Country or city | Number of newly confirmed cases | Number of new deaths | ||
$F_T$ | $F_S$ | $F_T$ | $F_S$ | |
China | 0.8653 | 0.3114 | 0.3621 | 0.3492 |
America | 0.9486 | 0.7690 | 1.0000 | 0.8438 |
Italy | 0.9863 | 0.8463 | 1.0000 | 0.5270 |
India | 0.9899 | 0.5133 | 1.0000 | 0.2505 |
Chengdu | 0.7004 | 0.1556 | 0.2155 | 0.3685 |
Wuhan | 0.5874 | 0.3115 | 0.3066 | 0.3483 |
Hangzhou | 0.7822 | 0.3214 | 0.2200 | 0.3337 |
Guangzhou | 0.9247 | 0.3372 | 0.3741 | 0.3945 |
Urumqi | 0.8725 | 0.2898 | 0.2178 | 0.2887 |
Harbin | 0.8569 | 0.3998 | 0.5291 | 0.5654 |
Xi'an | 0.9547 | 0.2368 | 0.3865 | 0.6783 |
Beijing | 0.9767 | 0.3951 | 0.2155 | 0.3685 |
Shanghai | 0.9259 | 0.4397 | 0.3066 | 0.3483 |
In light of the profound impact and the multifaceted challenges the COVID-19 pandemic has exerted on global health systems, this study leverages a blend of approximate entropy, Dynamic Time Warping (DTW) algorithm, and Seasonal Trend decomposition procedure based on Loess (STL) to draw pivotal insights into infectious disease research.
Firstly, approximate entropy serves as an effective tool in assessing the complexity of time series data. The computational findings of this study provide an objective and quantifiable gauge of the volatility of the infectious disease time series across various countries and regions. This methodology lends a new perspective to understanding and interpreting the course of epidemic progression.
Secondly, the DTW algorithm was employed to ascertain the congruity of COVID-19 spread between four countries and nine cities in China.

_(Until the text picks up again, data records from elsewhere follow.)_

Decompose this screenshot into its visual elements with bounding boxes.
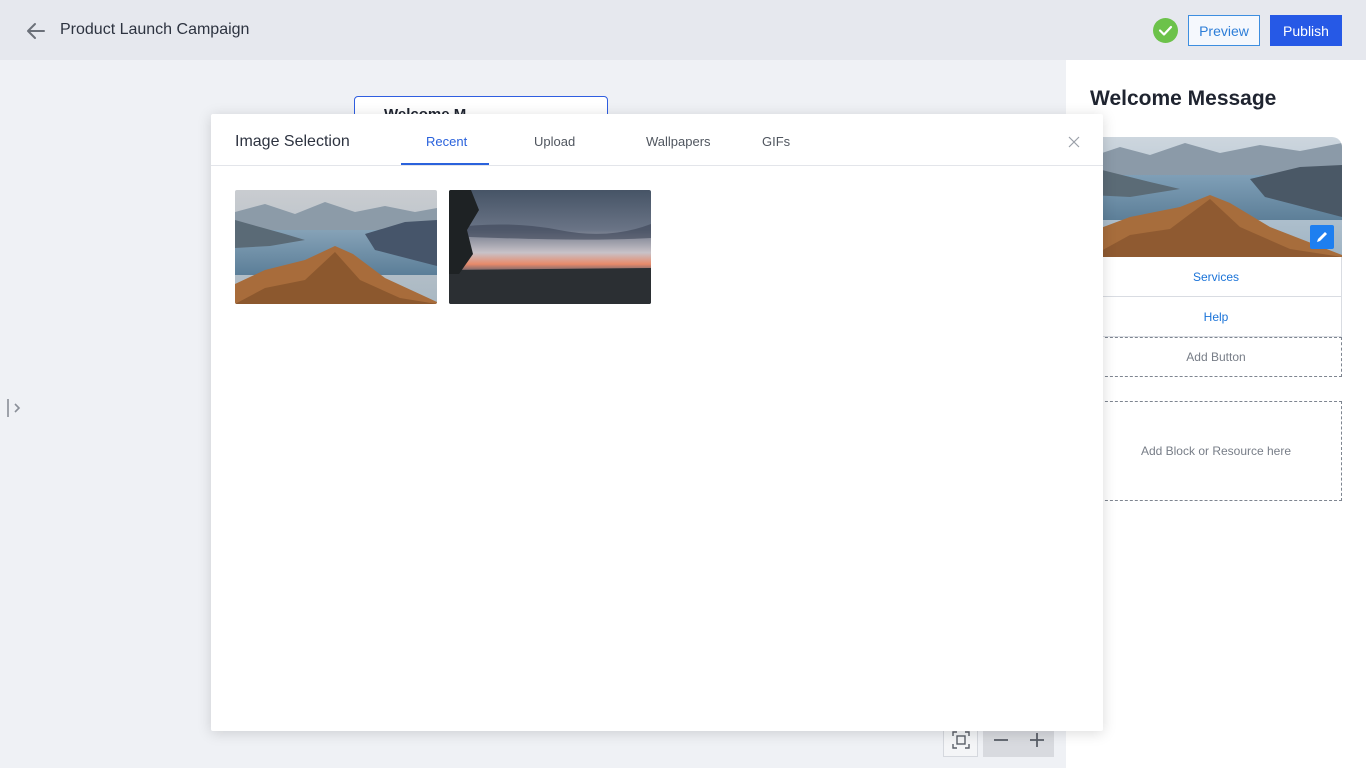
check-icon (1153, 18, 1178, 43)
services-button[interactable]: Services (1090, 257, 1342, 297)
help-button[interactable]: Help (1090, 297, 1342, 337)
panel-title: Welcome Message (1090, 87, 1277, 110)
tab-wallpapers[interactable]: Wallpapers (646, 134, 711, 149)
modal-title: Image Selection (235, 133, 350, 150)
image-selection-modal: Image Selection Recent Upload Wallpapers… (211, 114, 1103, 731)
tab-upload[interactable]: Upload (534, 134, 575, 149)
mountain-lake-image[interactable] (235, 190, 437, 304)
sunset-landscape-image[interactable] (449, 190, 651, 304)
active-tab-indicator (401, 163, 489, 165)
add-block-area[interactable]: Add Block or Resource here (1090, 401, 1342, 501)
add-button[interactable]: Add Button (1090, 337, 1342, 377)
expand-sidebar-icon[interactable] (6, 396, 26, 420)
tab-gifs[interactable]: GIFs (762, 134, 790, 149)
campaign-title: Product Launch Campaign (60, 21, 250, 38)
edit-image-icon[interactable] (1310, 225, 1334, 249)
publish-button[interactable]: Publish (1270, 15, 1342, 46)
tab-recent[interactable]: Recent (426, 134, 467, 149)
preview-button[interactable]: Preview (1188, 15, 1260, 46)
top-bar: Product Launch Campaign Preview Publish (0, 0, 1366, 60)
modal-header: Image Selection Recent Upload Wallpapers… (211, 114, 1103, 166)
back-arrow-icon[interactable] (24, 19, 48, 43)
welcome-message-image (1090, 137, 1342, 257)
close-icon[interactable] (1067, 135, 1081, 149)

This calculation holds significant potential in facilitating comparative analysis of infectious disease transmission across different geographical entities, thus providing valuable insights into disease transmission correlations.
Finally, the STL algorithm was utilized to decompose the time series of infectious diseases and determine their trend characteristics. This information offers a practical basis to analyze and evaluate the efficacy of epidemic prevention and control measures implemented across different countries or regions.
Despite the notable findings and conclusions, several thought-provoking questions emanate from this study that warrants further exploration. A fascinating point of discussion is the potential implications of high and low entropy on the course of the epidemic. Further inquiry could shed light on the causes of the observed disparities between countries and cities.
Moreover, using the DTW algorithm's calculation results, deeper discussions could be initiated to unravel the relationship between places exhibiting strong disease transmission similarities. Regarding STL decomposition, future discourse could aim to relate the findings of this study with disease control efforts more directly.
In summation, this study invites more nuanced and comprehensive investigations into these intriguing issues, contributing to the ongoing dialogue surrounding global public health crises.
The data used to support the findings of this study are available from the corresponding author upon request.
The authors declare that they have no conflicts of interest.